I find Susanne Langer’s prose clear and eloquent. She would seem to be at her most passionate when she writes about life and art to share her understanding of their relationship. Consider this passage: “What, then, is the essence of all music? The creation of virtual time and its complete determination by the movement of audible forms.” Why is this important? Why is music important? Because, as she explains later in Chapter 7 of Feeling and Form, with music we may understand again the nature of time, not the moment by moment succession of mechanical ticks of the clock (which she calls “metaphysically a very problematical instrument”) in a one dimensional train, but the multi-dimensional passage of duration. Music is an image of lived or experienced time, it is vital and not mechanical, it is creative and not restrictive.
I recently talked with a young man about Joseph Campbell, one of the greatest mythologists, and his notion that modern man was somehow diminished by our lack of rituals of passage, by our loss of a shared contextual duration of lifespans and the rhythm of life. I agree with this but given how we have changed since Campbell formulated his ideas, I think he had no idea of what would come about, when so many consider their lives richer in texture through electronic friending and multi-tasking. As Charlie Chaplin recognized in his movie, Modern Times, we have reduced the richness of life by clocking. Even some of the emphasis on fitness seems narrowly focused on achievement, on adrenalin and endorphin surge, on faster and better, even as we willfully ignore the necessity and richness of the quiet reflection needed to experience fully our time here with Gaia.

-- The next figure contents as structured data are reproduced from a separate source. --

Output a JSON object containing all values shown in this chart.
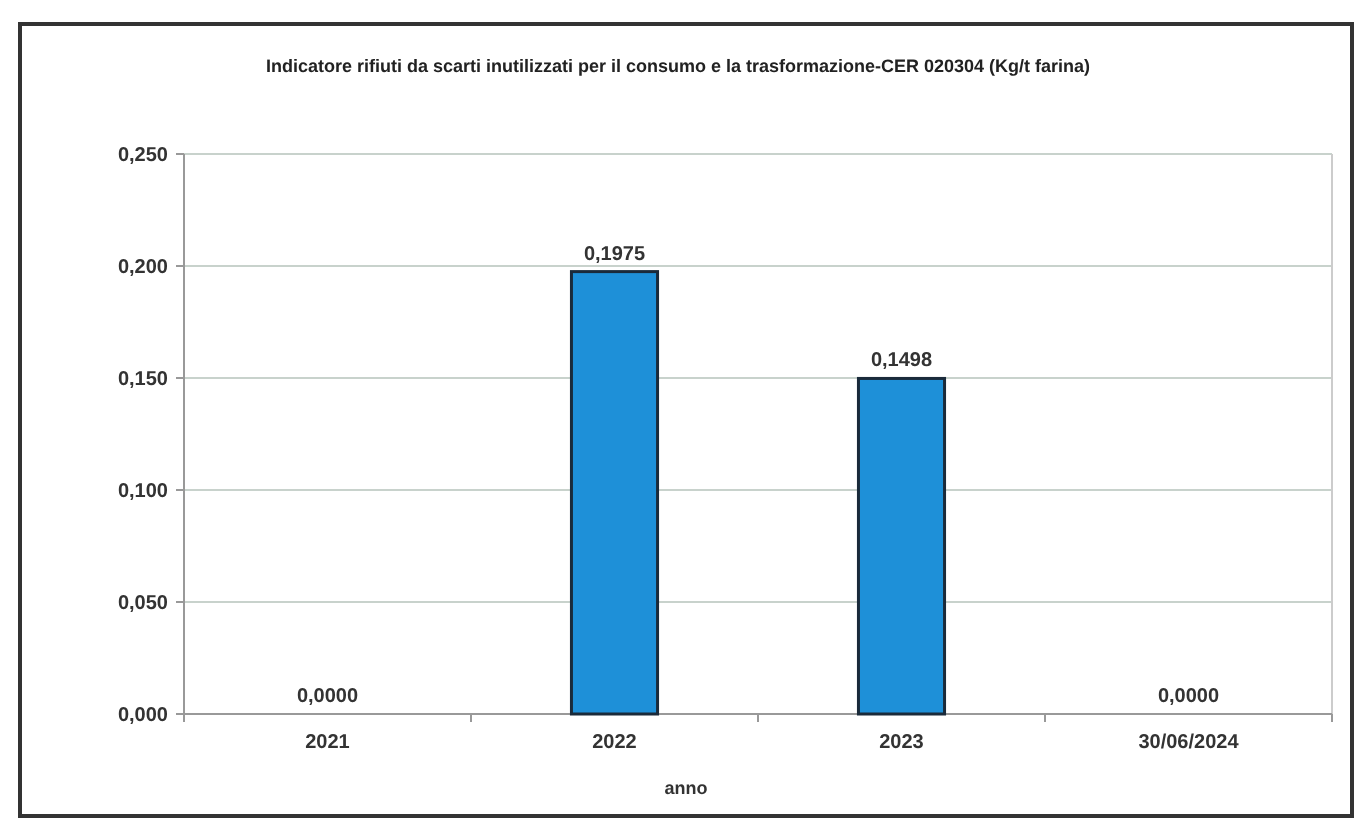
{
  "chart_data": {
    "type": "bar",
    "title": "Indicatore rifiuti da scarti inutilizzati per il consumo e la trasformazione-CER 020304 (Kg/t farina)",
    "xlabel": "anno",
    "categories": [
      "2021",
      "2022",
      "2023",
      "30/06/2024"
    ],
    "values": [
      0,
      0.1975,
      0.1498,
      0
    ],
    "value_labels": [
      "0,0000",
      "0,1975",
      "0,1498",
      "0,0000"
    ],
    "color": "#1e90d8",
    "ylim": [
      0,
      0.25
    ],
    "yticks": [
      {
        "value": 0,
        "label": "0,000"
      },
      {
        "value": 0.05,
        "label": "0,050"
      },
      {
        "value": 0.1,
        "label": "0,100"
      },
      {
        "value": 0.15,
        "label": "0,150"
      },
      {
        "value": 0.2,
        "label": "0,200"
      },
      {
        "value": 0.25,
        "label": "0,250"
      }
    ],
    "grid": "y"
  }
}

Consider the experience of thru-hiking on the Appalachian Trail and the many who describe it as a time of grounding, of expansive spirit among the difficult journey, and of a deepening understanding of our time here. Then consider the yokel who recently set the speed record for completing the journey and considered himself a superior man. As Yoda said, “All wrong that is.”
One more passage from Langer: The great office of music is to organize our conception of feeling . . . to give us an insight into what may truly be called the ‘life of feeling,’ or subjective unity of experience; and this it does by the same principle that organizes physical existence into a biological design—rhythm.” So, as I understand this, when we listen to music, we hear an image of life’s song emerging from matter’s noise, not as a scientific or positivistic progression of tick-tocks but as the mystic experience of attunement with some universe.
Langer was an excellent musician herself and she appreciated the modern luxury of electronic recordings, but she also said these taught us how not to listen, how to have music as the background of our lives and to miss thereby its richness. Sort of empty, non-nutritive calories, I guess, like so much of our fodder today. As we wander these trees, looking for the forest and a way through, listen for the song of the Waldenhexe. Travel on.